NCT number NCT01481324
Other study ID # SHC-Lex-101
Secondary ID
Status Completed
Phase N/A
First received November 15, 2011
Last updated November 17, 2014
Start date October 2009
Est. completion date October 2013

Study information

Verified date November 2014
Source Shriners Hospitals for Children
Contact n/a
Is FDA regulated No
Health authority United States: Shriners Hospital for Children Medical ResearchUnited States: Institutional Review Board
Study type Observational

Clinical Trial Summary

It has been shown that compliance with brace wear can significantly improve the treatment outcome of idiopathic clubfoot deformities. Noncompliance rates have been estimated to be around 30-41% with initial orthosis wear after successful treatment with serial castings. These studies have depended on family logs and not objective data. With the development of a monitoring device, this study hopes to examine: (1) actual patient compliance, (2) comparisons of actual wear time and assumed wear time and (3) the relationship of patient wear with clinical outcomes.

Hypothesis:

Actual patient compliance in foot abduction orthoses (FAO) wear is less than self-reported compliance and noncompliance is correlated to future surgeries.


Description:

It is necessary that treatment teams avoid making any assumptions about patient compliance.
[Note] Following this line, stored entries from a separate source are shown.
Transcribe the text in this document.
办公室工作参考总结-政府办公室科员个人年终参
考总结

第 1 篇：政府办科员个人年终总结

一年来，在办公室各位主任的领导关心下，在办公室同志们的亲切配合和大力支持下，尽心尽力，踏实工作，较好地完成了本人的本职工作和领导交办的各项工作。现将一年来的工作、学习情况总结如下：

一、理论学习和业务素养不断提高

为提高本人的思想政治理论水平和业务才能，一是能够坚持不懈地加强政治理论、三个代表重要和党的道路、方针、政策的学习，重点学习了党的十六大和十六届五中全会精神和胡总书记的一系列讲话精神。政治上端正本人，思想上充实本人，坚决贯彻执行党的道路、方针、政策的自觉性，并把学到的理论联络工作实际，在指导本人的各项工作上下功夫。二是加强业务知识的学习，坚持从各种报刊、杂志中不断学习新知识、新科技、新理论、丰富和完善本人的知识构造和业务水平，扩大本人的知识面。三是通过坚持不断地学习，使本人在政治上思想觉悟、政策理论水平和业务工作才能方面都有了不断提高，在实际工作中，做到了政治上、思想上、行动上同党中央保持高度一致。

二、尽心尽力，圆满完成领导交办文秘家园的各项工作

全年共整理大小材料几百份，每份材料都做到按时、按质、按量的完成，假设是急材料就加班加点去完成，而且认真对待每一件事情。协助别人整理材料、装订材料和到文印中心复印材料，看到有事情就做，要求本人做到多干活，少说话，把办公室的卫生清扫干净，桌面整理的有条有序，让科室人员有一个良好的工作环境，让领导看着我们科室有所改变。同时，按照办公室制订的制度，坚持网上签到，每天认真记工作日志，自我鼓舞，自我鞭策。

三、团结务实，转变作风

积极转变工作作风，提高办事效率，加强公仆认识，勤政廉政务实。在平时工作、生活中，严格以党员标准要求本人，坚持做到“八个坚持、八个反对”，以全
This study will objectively measure brace wear-rate in patients with clubfoot that have already been prescribed a foot ankle orthosis. The use of a monitoring device will be able to give objective data on actual patient compliance with brace wear. It is hypothesized that objective compliance data will allow physicians to better assess the patient's therapy progress and outcome, troubleshoot problems or issues associated with barriers to brace wear, and better educate families confronted with having a child with clubfoot. Long term goals will then attempt to determine whether certain brace designs can increase wear time thus decreasing the rate of clubfoot recurrence.
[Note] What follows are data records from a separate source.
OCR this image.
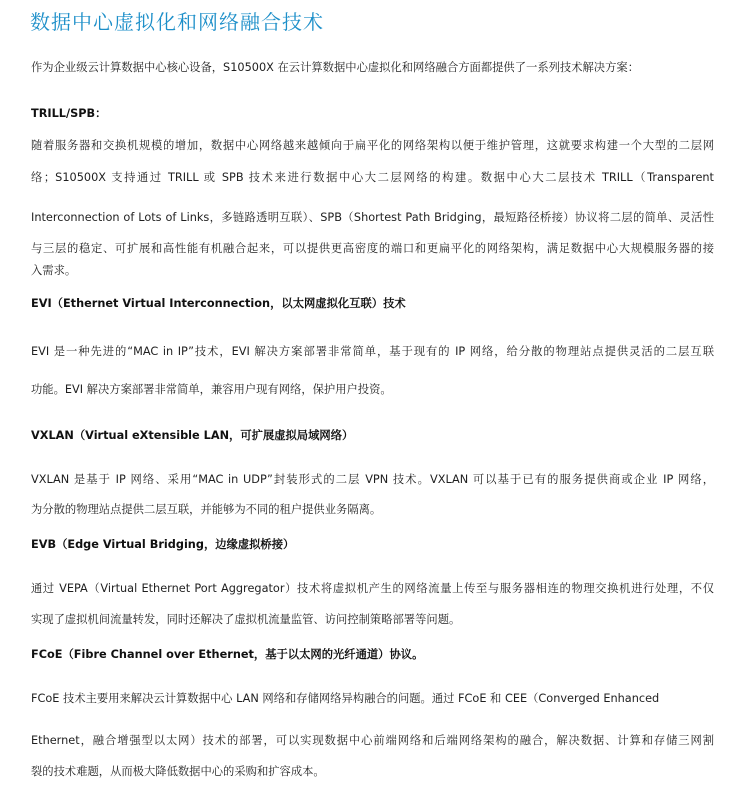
数据中心虚拟化和网络融合技术
作为企业级云计算数据中心核心设备，S10500X 在云计算数据中心虚拟化和网络融合方面都提供了一系列技术解决方案：
TRILL/SPB：
随着服务器和交换机规模的增加，数据中心网络越来越倾向于扁平化的网络架构以便于维护管理，这就要求构建一个大型的二层网
络；S10500X 支持通过 TRILL 或 SPB 技术来进行数据中心大二层网络的构建。数据中心大二层技术 TRILL（Transparent
Interconnection of Lots of Links，多链路透明互联）、SPB（Shortest Path Bridging，最短路径桥接）协议将二层的简单、灵活性
与三层的稳定、可扩展和高性能有机融合起来，可以提供更高密度的端口和更扁平化的网络架构，满足数据中心大规模服务器的接
入需求。
EVI（Ethernet Virtual Interconnection，以太网虚拟化互联）技术
EVI 是一种先进的“MAC in IP”技术，EVI 解决方案部署非常简单，基于现有的 IP 网络，给分散的物理站点提供灵活的二层互联
功能。EVI 解决方案部署非常简单，兼容用户现有网络，保护用户投资。
VXLAN（Virtual eXtensible LAN，可扩展虚拟局域网络）
VXLAN 是基于 IP 网络、采用“MAC in UDP”封装形式的二层 VPN 技术。VXLAN 可以基于已有的服务提供商或企业 IP 网络，
为分散的物理站点提供二层互联，并能够为不同的租户提供业务隔离。
EVB（Edge Virtual Bridging，边缘虚拟桥接）
通过 VEPA（Virtual Ethernet Port Aggregator）技术将虚拟机产生的网络流量上传至与服务器相连的物理交换机进行处理，不仅
实现了虚拟机间流量转发，同时还解决了虚拟机流量监管、访问控制策略部署等问题。
FCoE（Fibre Channel over Ethernet，基于以太网的光纤通道）协议。
FCoE 技术主要用来解决云计算数据中心 LAN 网络和存储网络异构融合的问题。通过 FCoE 和 CEE（Converged Enhanced
Ethernet，融合增强型以太网）技术的部署，可以实现数据中心前端网络和后端网络架构的融合，解决数据、计算和存储三网割
裂的技术难题，从而极大降低数据中心的采购和扩容成本。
Recruitment information / eligibility

Status Completed
Enrollment 67
Est. completion date October 2013
Est. primary completion date October 2012
Accepts healthy volunteers No
Gender Both
Age group N/A to 3 Years
Eligibility Inclusion Criteria:

- Unilateral or bilateral clubfoot

- Birth to 3 years of age

- Has been successfully treated with Ponseti casting protocol

Exclusion Criteria:

- Any other prior treatment for clubfoot

- Other existing diagnoses or conditions

Study Design

Observational Model: Case-Only, Time Perspective: Prospective


Related Conditions & MeSH terms


Locations

Country Name City State
United States Shriners Hospital for Children Lexington Kentucky

Sponsors (2)

Lead Sponsor Collaborator
Shriners Hospitals for Children Kosair Charities, Inc.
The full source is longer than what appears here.